I spent time with their families and they got to know people close to me. Together we went to school events, movie screenings, NAACP, journalist, sorority, fraternity and Black college alumni events. It was also enjoyable just to spend time sitting by the pool talking as I shared my thoughts on how they should treat ladies and what I felt there responsibilities were as Black men.  I made sure to take them to a lot of events where they interacted with men. I also told them that there were things that girls do that they should not accept. Unfortunately many of those things that girls do, they learn from their mothers.  And some of the mothers think their behavior is cool and cute when their daughters do it (It’s funny that rapper Juvenile came out with a song with the lyrics, “She got it from her mama.”) But it is not funny when older women try to be the wrong type of friend to young girls.  I’m talking about the women who have no business trying to give advice because they have not reconciled their own actions or inactions.  Years later these women are trying to excuse their actions when they know, deep down, they were wrong.
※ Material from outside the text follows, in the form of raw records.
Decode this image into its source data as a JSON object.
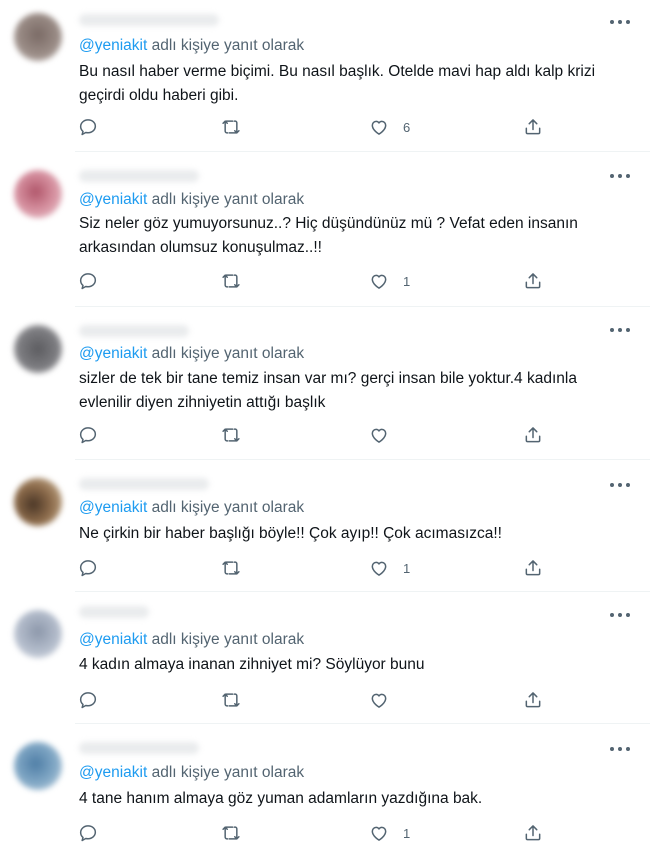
{
  "reply_prefix_suffix": "adlı kişiye yanıt olarak",
  "tweets": [
    {
      "handle": "@yeniakit",
      "text": "Bu nasıl haber verme biçimi. Bu nasıl başlık. Otelde mavi hap aldı kalp krizi geçirdi oldu haberi gibi.",
      "like_count": "6",
      "avatar_color": "#8d7d77"
    },
    {
      "handle": "@yeniakit",
      "text": "Siz neler göz yumuyorsunuz..? Hiç düşündünüz mü ? Vefat eden insanın arkasından olumsuz konuşulmaz..!!",
      "like_count": "1",
      "avatar_color": "#c77f8e"
    },
    {
      "handle": "@yeniakit",
      "text": "sizler de tek bir tane temiz insan var mı? gerçi insan bile yoktur.4 kadınla evlenilir diyen zihniyetin attığı başlık",
      "like_count": "",
      "avatar_color": "#6e6e72"
    },
    {
      "handle": "@yeniakit",
      "text": "Ne çirkin bir haber başlığı böyle!! Çok ayıp!! Çok acımasızca!!",
      "like_count": "1",
      "avatar_color": "#7a5a44"
    },
    {
      "handle": "@yeniakit",
      "text": "4 kadın almaya inanan zihniyet mi? Söylüyor bunu",
      "like_count": "",
      "avatar_color": "#a9b3c4"
    },
    {
      "handle": "@yeniakit",
      "text": "4 tane hanım almaya göz yuman adamların yazdığına bak.",
      "like_count": "1",
      "avatar_color": "#6f97b8"
    }
  ],
  "colors": {
    "link": "#1d9bf0",
    "secondary_text": "#536471",
    "primary_text": "#0f1419",
    "divider": "#eff3f4"
  },
  "icons": {
    "reply": "reply-icon",
    "retweet": "retweet-icon",
    "like": "like-icon",
    "share": "share-icon",
    "more": "more-icon"
  }
}
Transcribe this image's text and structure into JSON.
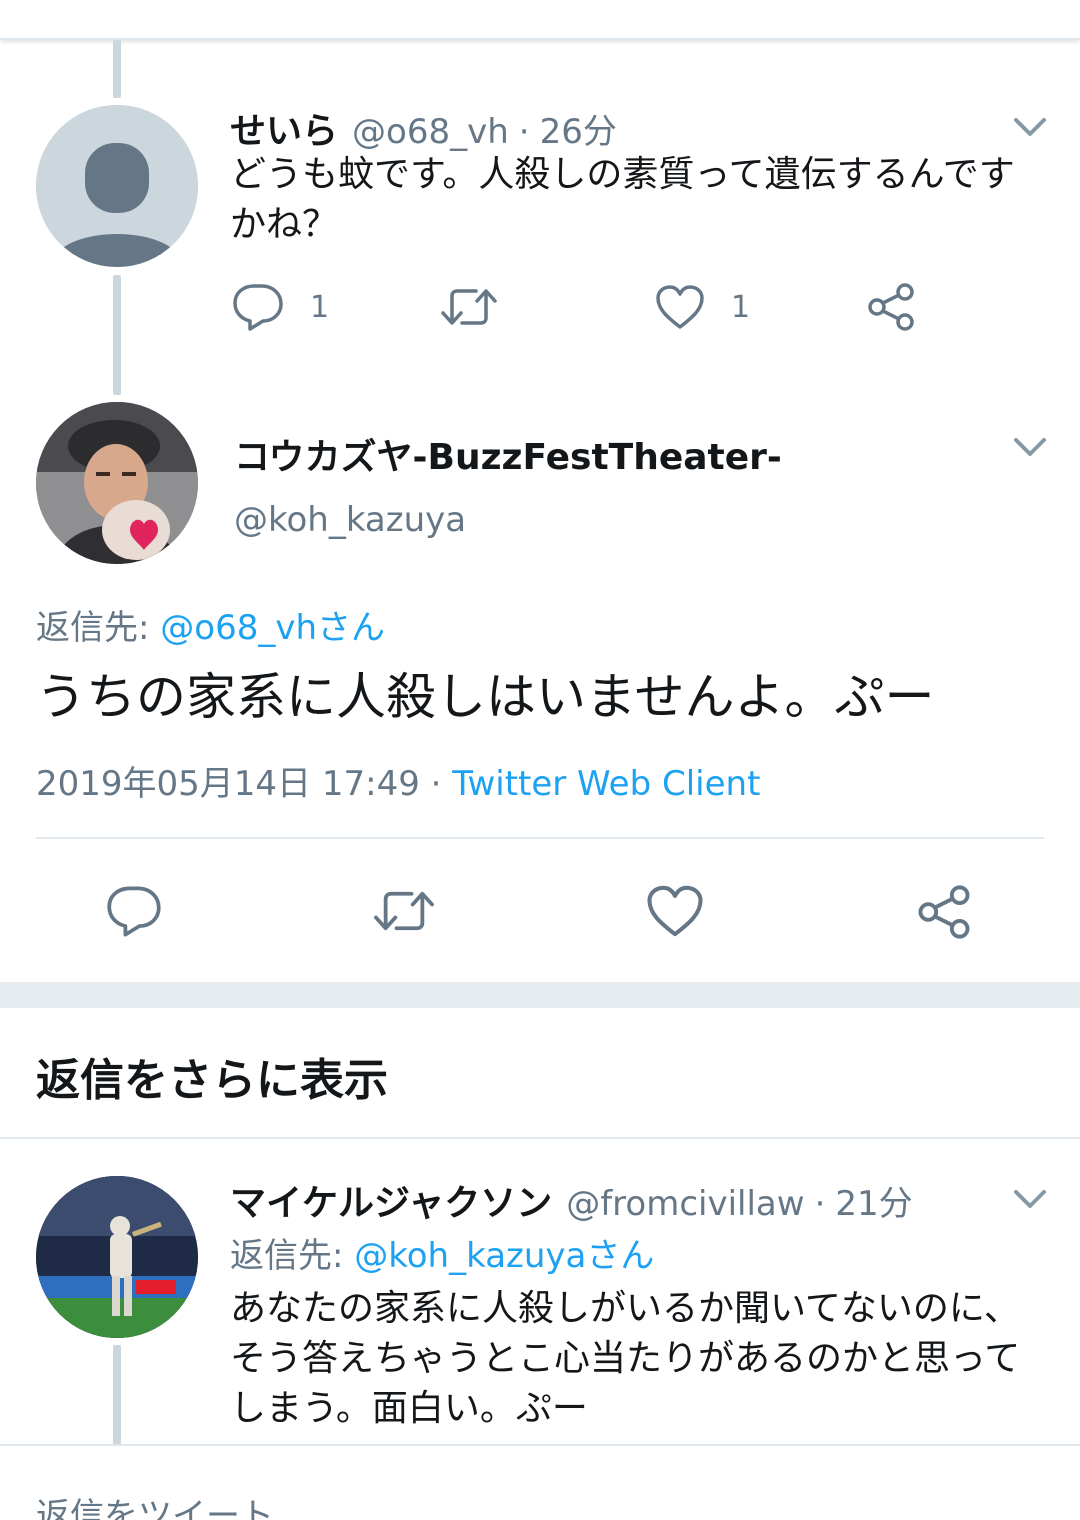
{
  "tweet1": {
    "name": "せいら",
    "handle": "@o68_vh",
    "sep": "·",
    "time": "26分",
    "text": "どうも蚊です。人殺しの素質って遺伝するんですかね？",
    "reply_count": "1",
    "like_count": "1"
  },
  "tweet2": {
    "name": "コウカズヤ-BuzzFestTheater-",
    "handle": "@koh_kazuya",
    "reply_to_label": "返信先:",
    "reply_to_user": "@o68_vhさん",
    "text": "うちの家系に人殺しはいませんよ。ぷー",
    "datetime": "2019年05月14日 17:49",
    "sep": "·",
    "client": "Twitter Web Client"
  },
  "show_more": {
    "label": "返信をさらに表示"
  },
  "tweet3": {
    "name": "マイケルジャクソン",
    "handle": "@fromcivillaw",
    "sep": "·",
    "time": "21分",
    "reply_to_label": "返信先:",
    "reply_to_user": "@koh_kazuyaさん",
    "text": "あなたの家系に人殺しがいるか聞いてないのに、そう答えちゃうとこ心当たりがあるのかと思ってしまう。面白い。ぷー"
  },
  "compose": {
    "placeholder": "返信をツイート"
  },
  "colors": {
    "link": "#1da1f2",
    "secondary": "#657786",
    "thread_line": "#ccd6dd",
    "heart": "#e0245e"
  },
  "icons": [
    "reply-icon",
    "retweet-icon",
    "like-icon",
    "share-icon",
    "chevron-down-icon",
    "default-avatar-icon"
  ]
}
Once a young man, for some reason, told me “experience is the best teacher.” Actually he wanted me to “experience” something that I really was not ready for.  While experience can be the best teacher in some instances, you don’t have to experience everything in order to learn some of life’s lessons. For example, as bad as I think I am, I am not “badder” than cocaine, heroine, crack, ecstasy or any of the other drugs out there that I have seen destroy lives.  I don’t need the experience.  I’ll pay attention to those statistics that I have read.  There’s no mistaking the facts: look at the number of men and women in prison for drug-related offenses, or talk to a mother who has lost a child from an overdose.

I also don’t need to have unprotected sex with a “fine brother” who looks clean, only to end up with herpes, chlamydia, a child or HIV/AIDS.  I learned from the next-door neighbor in college who came banging on my door when she found a weird looking wart on her vagina.  Then there was the girlfriend who asked me to baby sit her child while she went out on New Year’s Eve and nine months later she gave birth to a son (for years I wouldn’t go out on New Year’s Eve thinking I would get pregnant!).  Then in one of my most memorable interviews, Rae Lewis Thornton told of not only her experiences dating, but also the way her life changed and constantly changes as she lives with the AIDS virus. I don’t need the experience. I think I have learned from the experiences of others.

And that is what gets me about these women who rather than giving young girls the benefit of their experience, turn into their friends, leading them down a road of destruction.  Instead of telling a young sister, “I smoke but I wish I had never started and hopefully you won’t either,” they rationalize—because misery loves company—by saying, “Let her smoke, she’ll learn.” Now I am not saying that young sisters will listen every time, but there’s something to be said about using the influence when you have it.  Some older women know that a young sister is “feeling them” but still refuse to do the right thing. Some might even conspire with the younger female, contributing to her delinquency by agreeing with everything the younger one says and going against real teachings from a conscientious mother. 

Young females don’t need us to agree with everything they do.  We have been there, done that and survived.  They need us to listen.  They need us to tell them the truth. Let their friends be born in the same decade as they. Let them enjoy life, but most of all let them benefit from our experiences.